Organizations have also shied away from adopting the technology because it will require additional investment.
"In many cases, the hardware simply cannot support it, and replacing it for the new capabilities can be extremely costly. Consider the magnitude of replacing the majority of major ISP and NSP routers installed before 2010," Sullivan tells Information Security Media Group.
Pending some major catastrophe that drives a sudden rush of adoption, Sullivan says these factors appear unlikely to change soon. "As BGP hijacking attacks increase in volume and scope, so will the incentive to implement authentication-based routing protocols," he says.
"Unfortunately, it is the network services providers who must take action, not the attack victims," he adds. "I hope we will see some sort of industrywide drive to improve BGP security. This could be in the form of regulations and mandates or it could be that users - those who are the intended targets of these attacks - start requiring RPKI and BGPsec from ISPs, much like government agencies require DNSSEC from their providers."
NIST Issues Guidance
Last year, the U.S. National Institute for Standards and Technology announced a proposed project to test RPKI and BGP Origin Validation, which resulted in the release of guidance to "address and resolve the erroneous exchange of network routes."
NIST issued a cybersecurity practice guide, SP 1800-14 (PDF), "Protecting the Integrity of Internet Routing: Border Gateway Protocol (BGP) Route Origin Validation." But using the guidance remains voluntary, even for federal agencies.
In June 2018, Andreas Reuter, an internet backbone security researcher, ran tests on behalf of APNIC, the regional internet registry administering IP addresses for the Asia Pacific.
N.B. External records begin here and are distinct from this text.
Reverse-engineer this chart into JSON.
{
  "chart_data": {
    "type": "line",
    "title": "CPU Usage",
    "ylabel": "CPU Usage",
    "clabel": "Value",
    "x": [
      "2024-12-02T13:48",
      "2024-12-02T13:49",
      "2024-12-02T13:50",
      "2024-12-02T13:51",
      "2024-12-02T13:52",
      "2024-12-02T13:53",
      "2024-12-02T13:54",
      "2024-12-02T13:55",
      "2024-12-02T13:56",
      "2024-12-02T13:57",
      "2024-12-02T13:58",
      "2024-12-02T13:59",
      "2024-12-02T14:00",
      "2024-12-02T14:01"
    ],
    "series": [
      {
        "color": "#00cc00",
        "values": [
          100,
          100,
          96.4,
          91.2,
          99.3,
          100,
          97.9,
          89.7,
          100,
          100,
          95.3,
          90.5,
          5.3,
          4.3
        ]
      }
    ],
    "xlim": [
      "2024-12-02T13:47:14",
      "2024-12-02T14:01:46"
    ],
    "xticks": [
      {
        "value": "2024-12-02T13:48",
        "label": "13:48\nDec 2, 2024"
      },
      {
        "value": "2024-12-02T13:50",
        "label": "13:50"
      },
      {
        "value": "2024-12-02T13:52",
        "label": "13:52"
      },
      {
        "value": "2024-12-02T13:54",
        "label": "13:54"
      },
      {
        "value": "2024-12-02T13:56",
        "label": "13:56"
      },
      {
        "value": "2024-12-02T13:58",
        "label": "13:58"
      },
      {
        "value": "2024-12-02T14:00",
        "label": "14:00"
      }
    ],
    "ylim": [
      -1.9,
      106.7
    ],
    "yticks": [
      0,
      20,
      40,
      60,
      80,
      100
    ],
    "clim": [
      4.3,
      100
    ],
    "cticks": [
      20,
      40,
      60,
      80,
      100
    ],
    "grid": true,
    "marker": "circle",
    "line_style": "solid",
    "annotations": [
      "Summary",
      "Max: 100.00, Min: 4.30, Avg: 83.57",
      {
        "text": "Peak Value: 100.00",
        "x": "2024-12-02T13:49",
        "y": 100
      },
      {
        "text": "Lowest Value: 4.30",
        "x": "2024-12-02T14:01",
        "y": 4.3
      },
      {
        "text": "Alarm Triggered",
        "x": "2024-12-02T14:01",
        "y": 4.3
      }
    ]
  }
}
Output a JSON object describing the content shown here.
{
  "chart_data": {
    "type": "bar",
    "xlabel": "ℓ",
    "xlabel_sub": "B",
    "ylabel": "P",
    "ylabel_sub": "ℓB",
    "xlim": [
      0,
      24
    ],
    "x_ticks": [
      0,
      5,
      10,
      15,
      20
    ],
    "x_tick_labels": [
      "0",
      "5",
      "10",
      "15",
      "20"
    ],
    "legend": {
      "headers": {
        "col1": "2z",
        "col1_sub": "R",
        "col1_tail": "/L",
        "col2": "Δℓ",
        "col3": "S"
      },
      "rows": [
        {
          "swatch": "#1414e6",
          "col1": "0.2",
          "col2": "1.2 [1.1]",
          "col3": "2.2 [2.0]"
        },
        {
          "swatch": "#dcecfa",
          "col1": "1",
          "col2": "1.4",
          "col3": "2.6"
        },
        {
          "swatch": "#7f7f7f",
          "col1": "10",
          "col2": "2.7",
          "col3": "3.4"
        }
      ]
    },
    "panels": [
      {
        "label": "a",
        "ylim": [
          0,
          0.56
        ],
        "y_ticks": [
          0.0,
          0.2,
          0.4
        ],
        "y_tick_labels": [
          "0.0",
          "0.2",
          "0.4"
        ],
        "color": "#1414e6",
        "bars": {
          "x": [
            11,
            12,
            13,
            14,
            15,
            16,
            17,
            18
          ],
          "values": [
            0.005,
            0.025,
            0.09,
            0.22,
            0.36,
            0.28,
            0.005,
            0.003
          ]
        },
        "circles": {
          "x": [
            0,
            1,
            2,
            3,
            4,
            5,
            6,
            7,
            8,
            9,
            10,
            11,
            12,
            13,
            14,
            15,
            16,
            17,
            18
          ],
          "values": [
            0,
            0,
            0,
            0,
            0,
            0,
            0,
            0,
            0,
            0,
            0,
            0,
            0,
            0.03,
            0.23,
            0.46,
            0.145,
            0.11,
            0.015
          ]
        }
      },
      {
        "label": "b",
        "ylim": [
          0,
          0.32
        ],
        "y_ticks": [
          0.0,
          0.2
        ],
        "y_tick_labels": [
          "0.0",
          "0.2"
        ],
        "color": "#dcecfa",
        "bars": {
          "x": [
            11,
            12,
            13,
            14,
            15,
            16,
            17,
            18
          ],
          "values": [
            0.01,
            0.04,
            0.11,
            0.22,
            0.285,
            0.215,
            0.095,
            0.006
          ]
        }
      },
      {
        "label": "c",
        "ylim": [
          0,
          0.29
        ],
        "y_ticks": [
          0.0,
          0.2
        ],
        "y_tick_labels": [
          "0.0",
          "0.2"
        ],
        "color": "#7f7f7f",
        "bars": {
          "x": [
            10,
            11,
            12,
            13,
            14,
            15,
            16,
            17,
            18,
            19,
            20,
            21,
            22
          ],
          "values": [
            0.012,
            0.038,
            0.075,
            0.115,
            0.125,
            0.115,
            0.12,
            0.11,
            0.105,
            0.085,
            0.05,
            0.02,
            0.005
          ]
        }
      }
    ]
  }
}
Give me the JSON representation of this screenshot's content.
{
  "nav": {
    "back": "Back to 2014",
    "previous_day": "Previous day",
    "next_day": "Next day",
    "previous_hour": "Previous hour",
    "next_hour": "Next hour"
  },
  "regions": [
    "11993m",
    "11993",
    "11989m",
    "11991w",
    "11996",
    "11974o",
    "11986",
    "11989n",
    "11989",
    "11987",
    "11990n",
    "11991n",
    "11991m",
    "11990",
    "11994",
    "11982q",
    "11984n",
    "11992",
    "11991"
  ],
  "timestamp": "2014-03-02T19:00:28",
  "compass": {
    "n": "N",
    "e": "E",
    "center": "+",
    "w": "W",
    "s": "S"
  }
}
He found that adoption of Route Origin Validation was "expectedly bleak," counting only a few dozen network domains - specifically, autonomous systems - that had adopted it.
UK Active Cyber Defense
Other government-led efforts are underway to fix vulnerable internet protocols.
Britain's Active Cyber Defense program, launched in 2016, is designing and testing revised implementations of protocols such as BGP and Signaling System #7, although such efforts have not yet concluded (see: Failed Fraud Against UK Bank Abused Mobile Infrastructure).
"We're currently working with the U.K. telecommunications industry to stop the well-known abuse of the BGP and SS7 protocols to reroute traffic," Ciaran Martin, chief of the National Cyber Security Center, the public-facing component of intelligence agency GCHQ, said in 2016.
"This is about changing the implementation of [BGP], the protocol used to sort out IP routing between carriers, and SS7, the international telecoms signaling protocol, so that we can stop trivial re-routing of U.K. traffic and make some more bold statements," said Ian Levy, NCSC's technical director. "If the BGP work succeeds, we should be able to say that hijacking a U.K. prefix by BGP is harder."